Lets say varnish is at the edge of a network, caching a complicated website. Requests to varnish need to go to another load balancer (i.e. an Amazon ELB). ELB endpoints are never going to be a static IP address and Varnish (as of v4) cannot do DNS resolution of hostnames on a per request basis, so you would need to proxy the request to Nginx which would handle the reverse proxy over to ELB which would then load balance the backend fetch to the CMS.

If your scenario sounds more like the aforementioned one, then you could try following the 301/302 redirect with nginx instead of varnish.

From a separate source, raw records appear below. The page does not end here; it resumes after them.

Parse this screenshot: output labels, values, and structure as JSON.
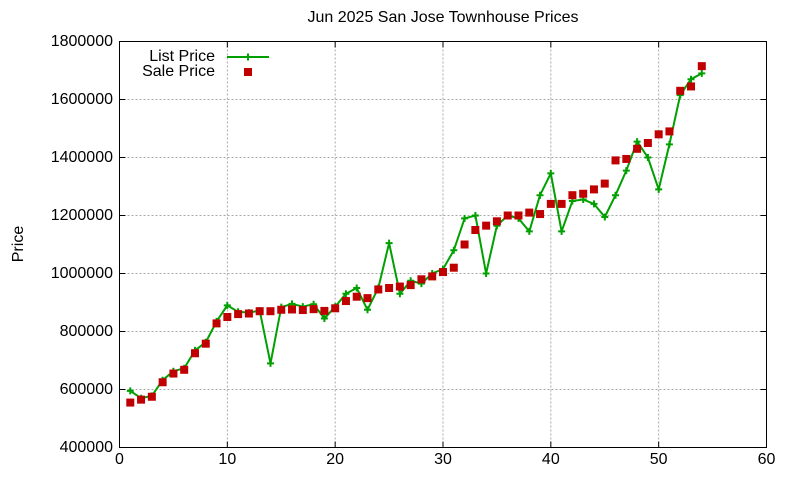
{
  "chart_data": {
    "type": "line",
    "title": "Jun 2025 San Jose Townhouse Prices",
    "xlabel": "",
    "ylabel": "Price",
    "xlim": [
      0,
      60
    ],
    "ylim": [
      400000,
      1800000
    ],
    "x_ticks": [
      0,
      10,
      20,
      30,
      40,
      50,
      60
    ],
    "y_ticks": [
      400000,
      600000,
      800000,
      1000000,
      1200000,
      1400000,
      1600000,
      1800000
    ],
    "grid": true,
    "legend_position": "top-left-inside",
    "grid_color": "#a8a8a8",
    "axis_color": "#000000",
    "x": [
      1,
      2,
      3,
      4,
      5,
      6,
      7,
      8,
      9,
      10,
      11,
      12,
      13,
      14,
      15,
      16,
      17,
      18,
      19,
      20,
      21,
      22,
      23,
      24,
      25,
      26,
      27,
      28,
      29,
      30,
      31,
      32,
      33,
      34,
      35,
      36,
      37,
      38,
      39,
      40,
      41,
      42,
      43,
      44,
      45,
      46,
      47,
      48,
      49,
      50,
      51,
      52,
      53,
      54
    ],
    "series": [
      {
        "name": "List Price",
        "color": "#00a000",
        "marker": "plus",
        "style": "line-with-marker",
        "values": [
          595000,
          570000,
          578000,
          632000,
          663000,
          673000,
          735000,
          763000,
          835000,
          890000,
          868000,
          865000,
          872000,
          690000,
          884000,
          895000,
          886000,
          894000,
          845000,
          886000,
          930000,
          950000,
          875000,
          950000,
          1105000,
          930000,
          975000,
          965000,
          1000000,
          1015000,
          1080000,
          1190000,
          1200000,
          1000000,
          1165000,
          1200000,
          1190000,
          1145000,
          1270000,
          1345000,
          1145000,
          1250000,
          1255000,
          1240000,
          1195000,
          1270000,
          1355000,
          1455000,
          1400000,
          1290000,
          1445000,
          1615000,
          1670000,
          1690000
        ]
      },
      {
        "name": "Sale Price",
        "color": "#c00000",
        "marker": "square",
        "style": "marker-only",
        "values": [
          555000,
          565000,
          575000,
          625000,
          655000,
          668000,
          725000,
          758000,
          828000,
          850000,
          860000,
          862000,
          870000,
          870000,
          875000,
          876000,
          874000,
          877000,
          871000,
          880000,
          905000,
          920000,
          915000,
          945000,
          950000,
          955000,
          960000,
          980000,
          990000,
          1005000,
          1020000,
          1100000,
          1150000,
          1165000,
          1180000,
          1200000,
          1200000,
          1210000,
          1205000,
          1240000,
          1240000,
          1270000,
          1275000,
          1290000,
          1310000,
          1390000,
          1395000,
          1430000,
          1450000,
          1480000,
          1490000,
          1630000,
          1645000,
          1715000
        ]
      }
    ]
  }
}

Cache 301 / 302 Redirects with Nginx

Nginx and Varnish seem to go hand in hand. They’re great together! In this scenario you are using Varnish as your edge cache and sending all backend requests to an nginx proxy_pass directive. In order to tell Nginx to follow a redirect before sending any response to Varnish (and ultimately the end-user), you can tell varnish to simply save the redirect location and return the response after redirecting back to Varnish so it can simply cache the response!

        location / {
                proxy_pass  http://backend-server.com;
                proxy_set_header Host $http_host;
                proxy_intercept_errors on;
                error_page 301 302 307 = @handle_redirects;
        }
        location @handle_redirects {
                set $saved_redirect_location '$upstream_http_location';
                proxy_pass $saved_redirect_location;
        }

You can see that the proxy_pass directive is configured normally. In the event of any 301, 302 or 307, process it with the @handle_redirects location directive. Then simply proxy pass the $saved_redirect_location as if it were the backend server! This means that even if the proxy_pass location is not even in your Varnish configuration as a valid hostname (i.e. random S3 url) Varnish will still cache it, thinking it is backend-server.com.

Hopefully this will help someone out there!